11. Do you have a mentor? How have they influenced you?
I don’t have one mentor and I certainly try to learn from everyone. I think Ray Kimoto (Basketball), Hugh Wong (Volleyball), Casey Forrest (PFM Search), Mark Starkey (Victory) and Charina Cruz (career coach) are people that I really admire and steal from their playbook as often as I can. I like to observe and analyze other’s behavior to see what I can learn from and try to incorporate in my own career and life. My mother’s big heart and my dad’s logical brain are often at the centre of what I do.
12. How and where do you find inspiration?
Literally everywhere. Sports, music, books and spending time in nature are the best places for me to either re-energized. Learning about other people’s lives is probably the most impactful to me – - not necessarily, a memoir, but from people in my life and community. Everyone has a story.

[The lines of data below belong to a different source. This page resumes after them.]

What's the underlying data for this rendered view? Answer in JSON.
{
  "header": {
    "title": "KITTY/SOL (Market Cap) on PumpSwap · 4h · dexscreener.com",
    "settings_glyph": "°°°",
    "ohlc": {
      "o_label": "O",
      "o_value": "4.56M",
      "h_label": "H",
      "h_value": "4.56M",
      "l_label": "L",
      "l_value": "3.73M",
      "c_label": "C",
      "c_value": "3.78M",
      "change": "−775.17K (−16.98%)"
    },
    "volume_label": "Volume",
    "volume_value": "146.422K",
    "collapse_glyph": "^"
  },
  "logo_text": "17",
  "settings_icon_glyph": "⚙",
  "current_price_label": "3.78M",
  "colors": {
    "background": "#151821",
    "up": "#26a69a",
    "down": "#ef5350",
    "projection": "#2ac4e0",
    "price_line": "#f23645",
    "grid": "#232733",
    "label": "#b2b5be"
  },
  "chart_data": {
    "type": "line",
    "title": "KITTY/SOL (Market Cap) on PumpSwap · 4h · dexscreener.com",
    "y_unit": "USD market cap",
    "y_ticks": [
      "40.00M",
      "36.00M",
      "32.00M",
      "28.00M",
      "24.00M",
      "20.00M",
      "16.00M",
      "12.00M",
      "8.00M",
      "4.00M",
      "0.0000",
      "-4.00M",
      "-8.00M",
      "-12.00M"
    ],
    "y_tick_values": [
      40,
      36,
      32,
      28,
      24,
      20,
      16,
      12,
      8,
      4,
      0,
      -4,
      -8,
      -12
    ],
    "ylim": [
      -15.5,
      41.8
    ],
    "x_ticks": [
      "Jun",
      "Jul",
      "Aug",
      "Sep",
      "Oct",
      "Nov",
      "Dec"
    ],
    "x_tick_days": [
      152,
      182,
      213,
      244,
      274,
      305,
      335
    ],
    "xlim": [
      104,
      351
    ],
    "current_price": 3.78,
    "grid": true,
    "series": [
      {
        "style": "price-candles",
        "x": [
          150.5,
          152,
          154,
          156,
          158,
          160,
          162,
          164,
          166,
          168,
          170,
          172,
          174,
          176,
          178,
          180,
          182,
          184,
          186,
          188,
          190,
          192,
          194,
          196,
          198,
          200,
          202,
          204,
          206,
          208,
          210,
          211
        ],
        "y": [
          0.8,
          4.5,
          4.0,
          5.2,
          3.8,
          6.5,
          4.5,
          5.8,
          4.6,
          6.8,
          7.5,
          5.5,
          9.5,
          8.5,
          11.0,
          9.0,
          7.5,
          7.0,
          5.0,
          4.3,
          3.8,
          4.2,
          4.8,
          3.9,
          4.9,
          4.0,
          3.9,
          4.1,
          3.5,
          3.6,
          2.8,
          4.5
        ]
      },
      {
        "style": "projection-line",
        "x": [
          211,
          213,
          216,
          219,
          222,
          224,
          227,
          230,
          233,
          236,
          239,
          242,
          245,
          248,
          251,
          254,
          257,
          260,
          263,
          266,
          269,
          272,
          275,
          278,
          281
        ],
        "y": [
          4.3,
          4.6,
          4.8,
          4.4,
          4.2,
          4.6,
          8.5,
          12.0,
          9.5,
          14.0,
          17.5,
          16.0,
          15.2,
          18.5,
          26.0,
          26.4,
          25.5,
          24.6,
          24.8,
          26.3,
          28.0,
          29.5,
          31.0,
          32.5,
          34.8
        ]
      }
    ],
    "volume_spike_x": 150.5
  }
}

13. How do you balance your work and home life?
I don’t. Truly, the balance between my job, volunteering and raising my young daughters is virtually non-existent. It’s truly a bit chaotic, but somehow I enjoy this happy chaos.

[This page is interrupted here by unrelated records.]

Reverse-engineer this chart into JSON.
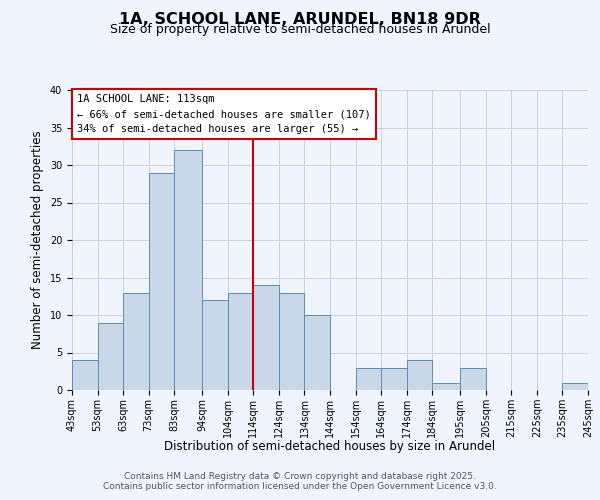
{
  "title_line1": "1A, SCHOOL LANE, ARUNDEL, BN18 9DR",
  "title_line2": "Size of property relative to semi-detached houses in Arundel",
  "xlabel": "Distribution of semi-detached houses by size in Arundel",
  "ylabel": "Number of semi-detached properties",
  "bin_edges": [
    43,
    53,
    63,
    73,
    83,
    94,
    104,
    114,
    124,
    134,
    144,
    154,
    164,
    174,
    184,
    195,
    205,
    215,
    225,
    235,
    245
  ],
  "counts": [
    4,
    9,
    13,
    29,
    32,
    12,
    13,
    14,
    13,
    10,
    0,
    3,
    3,
    4,
    1,
    3,
    0,
    0,
    0,
    1
  ],
  "tick_labels": [
    "43sqm",
    "53sqm",
    "63sqm",
    "73sqm",
    "83sqm",
    "94sqm",
    "104sqm",
    "114sqm",
    "124sqm",
    "134sqm",
    "144sqm",
    "154sqm",
    "164sqm",
    "174sqm",
    "184sqm",
    "195sqm",
    "205sqm",
    "215sqm",
    "225sqm",
    "235sqm",
    "245sqm"
  ],
  "bar_color": "#c8d8e8",
  "bar_edge_color": "#5b8db8",
  "vline_x": 114,
  "vline_color": "#cc0000",
  "ylim": [
    0,
    40
  ],
  "yticks": [
    0,
    5,
    10,
    15,
    20,
    25,
    30,
    35,
    40
  ],
  "annotation_title": "1A SCHOOL LANE: 113sqm",
  "annotation_line1": "← 66% of semi-detached houses are smaller (107)",
  "annotation_line2": "34% of semi-detached houses are larger (55) →",
  "footer_line1": "Contains HM Land Registry data © Crown copyright and database right 2025.",
  "footer_line2": "Contains public sector information licensed under the Open Government Licence v3.0.",
  "background_color": "#f0f4ff",
  "grid_color": "#c8d0e0",
  "title_fontsize": 11.5,
  "subtitle_fontsize": 9,
  "axis_label_fontsize": 8.5,
  "tick_fontsize": 7,
  "annotation_fontsize": 7.5,
  "footer_fontsize": 6.5
}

14. Do you have any books that you would suggest are a must read
There’s truly too many! I would challenge people examine the unconscious bias they may have in their choice of the authors and stories.
- A Cure for Death by Lightning ~ Gail Anderson-Dargatz and Traplines ~ Eden Robinson (assigned to me in Indigenous Literature class)
- The Illegal ~ Lawrence Hill
- Mindset ~ Carol S Dweck
- Wooden on Leadership ~ John Wooden
- The Brief Wondrous Life of Oscar Wao ~ Junot Diaz
- Missing Sarah ~ Maggie De Vries
- The Immortal Life of Henrietta Lack ~ Rebecca Skloot
- Flow ~ Mihaly Csikszentmihalyi
- Born a Crime ~ Trevor Noah (past alumni UBC book club suggestion)
- Everything is F*cked ~ Mark Manson
And remember the classics too (Shakespeare, Jane Austen…) “The worst thing about new books is that they keep us from reading the new ones.” ~ John Wooden
15. Who is one UBC Okanagan alumnus you would like to nominate for the 15 Questions series?
Joel Caschetto, Harvey Hubball, Hailey Bauer Funk, Tammy Thomas, Jackie Wong, Ann Richards, Aidan Lea, Brianna Beamish, Katie Wuttunee Ball
Are there any questions you wish we had asked?
Favourite memories of campus – The gym. As a varsity basketball player I built close connections with the teams that trained there and those friendships continue today (men’s and women’s volleyball and basketball were very close knit). We were the first year of “new” gym, so we really feel like it’s ours! It doesn’t quite feel the same now that campus has grown and the running track has been completed, so I’m very nostalgic about the gym back then. Additionally, I was the first intramurals coordinator so I pretty much lived there! I won countless championship tshirts (volleyball, basketball and indoor soccer) and even kept one! Shout out to all the OUC Gym Rats!